Saturday, October 14, 2006

Provoking Peace - a concept

A brief episode in Bulgaria’s history is told in a recently-published book which translates as ‘Bulgarian Chronicles’.

A relatively unknown event took place in the year 866 AD. This was the night when the Bulgarian ruler Boris I secretly accepted the Christian faith and was renamed Mikhail.
Nevertheless, that very same night, when the Tsar’s courtiers learned of his outrageous actions, they all gathered around the royal castle at the capital city of Pliska.
Armed with swords and worse still, unimaginable, untamed fury coupled with the sole aim to kill the Tsar; a sudden, unexpected rebellion which should have been easily destroyed with a small, competent army.
Instead, however, the gates of the castle opened and in front of the frozen crowd, an image appeared. That of the Tsar Boris I, walking towards them, wearing a rugged, peasant-like clothes, bare-footed and head-shaven; a candle in his hand instead of a sword. He was followed by 48 of his closest men dressed like him with candles in their hands. All of them unarmed, completely in the hands of the amazed crowd. ‘Monks’ in the hands of ‘animals’.
Some people collapsed, others were absolutely guttered by their inability to act.
They were motionless, completely stupefied by the unfolding scene in front of them.
Boris was effectively at gun-point at this very moment yet he emerged unhurt and victorious. His life was at stakes but his glory had multiplied.

Personally, I am not struggling to imagine this scene in the literal sense.
What presents a true challenge, however, is to find other similar acts of mindless but ‘successful’ sacrifice which could be considered as momentous as this one.


So, Mussolini, over a thousand years later, said that war brings out the highest form of tension for any country; its totality and brutal effort is the ultimate of human energies and courage. Well, he didn’t say exactly that but he was on a similar track.

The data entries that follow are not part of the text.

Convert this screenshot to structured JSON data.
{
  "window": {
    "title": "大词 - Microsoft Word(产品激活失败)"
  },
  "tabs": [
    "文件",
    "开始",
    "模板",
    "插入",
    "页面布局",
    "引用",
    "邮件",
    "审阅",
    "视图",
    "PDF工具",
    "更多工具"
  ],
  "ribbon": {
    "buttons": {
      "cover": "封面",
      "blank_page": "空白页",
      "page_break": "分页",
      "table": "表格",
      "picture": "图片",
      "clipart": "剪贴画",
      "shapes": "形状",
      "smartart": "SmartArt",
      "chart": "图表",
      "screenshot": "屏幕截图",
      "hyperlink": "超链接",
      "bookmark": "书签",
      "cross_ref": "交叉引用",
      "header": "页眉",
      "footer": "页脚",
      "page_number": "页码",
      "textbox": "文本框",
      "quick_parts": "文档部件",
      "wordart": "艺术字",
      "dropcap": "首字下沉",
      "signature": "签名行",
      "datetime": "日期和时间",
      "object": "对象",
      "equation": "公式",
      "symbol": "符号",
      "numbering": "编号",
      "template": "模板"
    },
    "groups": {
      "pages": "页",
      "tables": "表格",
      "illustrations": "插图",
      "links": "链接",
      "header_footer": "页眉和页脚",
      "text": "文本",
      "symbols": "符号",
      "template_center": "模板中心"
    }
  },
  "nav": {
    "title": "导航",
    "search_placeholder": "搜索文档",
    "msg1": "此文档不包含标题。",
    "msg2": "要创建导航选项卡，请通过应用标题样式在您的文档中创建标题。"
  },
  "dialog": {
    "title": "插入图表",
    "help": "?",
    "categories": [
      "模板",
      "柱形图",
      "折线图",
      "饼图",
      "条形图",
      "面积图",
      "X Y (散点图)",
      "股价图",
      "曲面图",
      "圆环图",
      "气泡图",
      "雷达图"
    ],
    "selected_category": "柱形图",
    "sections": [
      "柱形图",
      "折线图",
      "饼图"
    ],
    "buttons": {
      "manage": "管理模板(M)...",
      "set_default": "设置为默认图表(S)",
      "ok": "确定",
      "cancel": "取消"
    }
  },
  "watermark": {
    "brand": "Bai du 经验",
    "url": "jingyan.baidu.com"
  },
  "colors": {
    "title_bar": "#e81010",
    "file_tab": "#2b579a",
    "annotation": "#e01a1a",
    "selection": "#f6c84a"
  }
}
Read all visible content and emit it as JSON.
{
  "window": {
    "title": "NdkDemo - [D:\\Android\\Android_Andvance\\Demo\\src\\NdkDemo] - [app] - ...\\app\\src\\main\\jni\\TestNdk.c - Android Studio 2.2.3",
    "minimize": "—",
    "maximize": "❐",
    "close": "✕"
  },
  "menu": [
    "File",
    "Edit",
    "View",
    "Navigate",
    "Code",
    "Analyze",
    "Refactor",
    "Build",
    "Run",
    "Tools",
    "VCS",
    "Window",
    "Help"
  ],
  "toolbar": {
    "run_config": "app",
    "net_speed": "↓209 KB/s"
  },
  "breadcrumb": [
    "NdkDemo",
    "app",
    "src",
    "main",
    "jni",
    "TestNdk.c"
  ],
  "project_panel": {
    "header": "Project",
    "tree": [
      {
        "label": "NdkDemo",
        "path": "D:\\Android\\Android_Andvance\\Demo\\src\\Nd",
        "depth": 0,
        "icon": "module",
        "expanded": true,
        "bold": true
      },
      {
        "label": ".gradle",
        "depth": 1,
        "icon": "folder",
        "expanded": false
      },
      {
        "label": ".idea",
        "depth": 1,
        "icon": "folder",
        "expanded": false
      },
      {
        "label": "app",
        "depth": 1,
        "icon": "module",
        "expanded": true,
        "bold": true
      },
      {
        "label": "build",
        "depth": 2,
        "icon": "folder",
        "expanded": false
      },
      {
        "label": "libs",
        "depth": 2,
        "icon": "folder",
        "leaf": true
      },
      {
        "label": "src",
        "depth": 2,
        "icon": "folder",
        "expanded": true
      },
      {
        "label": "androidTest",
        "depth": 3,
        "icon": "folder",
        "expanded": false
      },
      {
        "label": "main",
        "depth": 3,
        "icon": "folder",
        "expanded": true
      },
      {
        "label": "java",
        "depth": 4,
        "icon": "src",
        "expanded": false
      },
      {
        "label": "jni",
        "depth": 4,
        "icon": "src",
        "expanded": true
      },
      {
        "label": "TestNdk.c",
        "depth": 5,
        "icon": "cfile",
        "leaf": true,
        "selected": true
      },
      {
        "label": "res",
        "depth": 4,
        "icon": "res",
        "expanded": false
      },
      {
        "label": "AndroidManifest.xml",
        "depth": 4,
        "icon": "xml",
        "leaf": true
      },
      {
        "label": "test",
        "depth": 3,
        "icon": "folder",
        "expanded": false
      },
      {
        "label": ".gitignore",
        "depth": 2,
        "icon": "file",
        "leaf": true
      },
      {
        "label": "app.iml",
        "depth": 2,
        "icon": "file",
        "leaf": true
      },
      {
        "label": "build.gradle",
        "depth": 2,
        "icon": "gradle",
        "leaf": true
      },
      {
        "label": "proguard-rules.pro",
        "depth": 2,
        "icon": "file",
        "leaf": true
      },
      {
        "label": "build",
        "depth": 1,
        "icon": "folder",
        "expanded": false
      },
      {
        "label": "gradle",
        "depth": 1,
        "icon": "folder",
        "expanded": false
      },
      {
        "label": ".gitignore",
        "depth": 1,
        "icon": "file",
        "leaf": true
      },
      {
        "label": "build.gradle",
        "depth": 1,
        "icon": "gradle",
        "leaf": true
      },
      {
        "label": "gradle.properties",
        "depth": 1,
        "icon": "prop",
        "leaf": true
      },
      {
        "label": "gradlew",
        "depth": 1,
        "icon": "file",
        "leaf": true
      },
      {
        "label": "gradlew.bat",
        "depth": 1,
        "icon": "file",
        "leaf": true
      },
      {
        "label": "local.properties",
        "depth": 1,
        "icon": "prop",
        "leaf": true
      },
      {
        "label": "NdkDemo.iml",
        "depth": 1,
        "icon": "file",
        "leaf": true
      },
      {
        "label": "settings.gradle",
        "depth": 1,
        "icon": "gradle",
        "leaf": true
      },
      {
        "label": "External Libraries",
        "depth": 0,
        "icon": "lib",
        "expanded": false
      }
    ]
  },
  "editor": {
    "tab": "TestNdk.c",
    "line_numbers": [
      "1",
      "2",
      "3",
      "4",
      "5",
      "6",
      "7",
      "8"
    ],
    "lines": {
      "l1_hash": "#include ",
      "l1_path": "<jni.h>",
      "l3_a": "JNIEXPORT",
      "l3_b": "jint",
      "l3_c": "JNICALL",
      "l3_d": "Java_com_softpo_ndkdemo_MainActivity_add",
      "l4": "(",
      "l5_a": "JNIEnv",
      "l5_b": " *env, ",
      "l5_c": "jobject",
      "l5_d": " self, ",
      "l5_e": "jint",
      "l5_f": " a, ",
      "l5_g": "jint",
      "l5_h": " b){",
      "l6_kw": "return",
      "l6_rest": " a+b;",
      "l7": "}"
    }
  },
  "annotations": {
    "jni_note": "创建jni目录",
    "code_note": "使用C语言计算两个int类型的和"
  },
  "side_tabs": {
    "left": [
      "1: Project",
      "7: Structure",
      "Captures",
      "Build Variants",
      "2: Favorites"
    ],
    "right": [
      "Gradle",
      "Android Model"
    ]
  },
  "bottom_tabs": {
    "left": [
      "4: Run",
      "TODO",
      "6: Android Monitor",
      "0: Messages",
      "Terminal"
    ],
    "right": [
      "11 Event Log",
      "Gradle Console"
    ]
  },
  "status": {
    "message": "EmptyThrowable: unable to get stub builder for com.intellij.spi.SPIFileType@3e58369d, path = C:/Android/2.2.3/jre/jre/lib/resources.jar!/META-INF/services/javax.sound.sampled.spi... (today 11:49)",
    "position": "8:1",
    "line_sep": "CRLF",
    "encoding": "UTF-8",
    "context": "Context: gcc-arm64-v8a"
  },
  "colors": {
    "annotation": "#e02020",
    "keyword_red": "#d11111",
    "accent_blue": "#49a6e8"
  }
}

The concept of war & peace should be re-written. Mussolini was missing an essential point in his argument. That of the provoking peace.
What Tsar Boris I did was not plunge into battle just as would a simplistic predator do but began to think with his head; his human head.
It is the act of standing up to violence with a candle in your hand that should be considered as the ultimate of human valour.
Whereas, war elicits the mightiest of social efforts and energies, the concept of provoking peace brings out the immense will and effort of a single person.
War itself is a misinterpreted basis for assessing courage. It merely portrays warriors as heroes while on the other hand, peace gives birth to heroes as humans.

That’s why Jesus is such a great figure. It’s the fact that he was a human being that sets him apart from all other Gods. He made the ultimate sacrifice in the name of humanity and felt and suffered pain just like any other human individual.
In the end, he was even human enough to shout out the words, while nailed on the cross: ‘My God, My God, why have you abandoned me?’

I passionately wish for Jesus to have existed just for these words of his.

In Henry V, Shakespeare (The Chorus) says to the audience:
‘Piece out our imperfections with your thoughts’.
This is meant to encourage people to imagine the setting and the action so as to overcome the physical limitations of the stage.
I would say:‘Peace out your imperfections (violence) with your thoughts and will’ so as to overcome the limitations of human nature itself.

3 Comments:

At 15 October 2006 at 19:00 , Blogger ¡Benjaminista! said...

A thought-provoking work on this theme is "On Violence" by Hannah Arendt, in which she distinguishes between power and violence. Violence is not power, but rather the last desperate grasp of power strugglin to maintain itself. True power requires no violence: it asserts itself like your Bulgarian tsar, impressing with its sheer self-knowing.

 
At 15 October 2006 at 21:18 , Blogger IPCHUK said...

Exactly.
Though I may have in-effect compared the Bulgarian Tsar to Jesus, the parallels in their acts end here.
Just moments after the ingeniously- staged scene, the gates of the castle re-opened to give way to a formidable, armed-to-the-teeth cavalry, massacring the people of the 'frozen' crowd.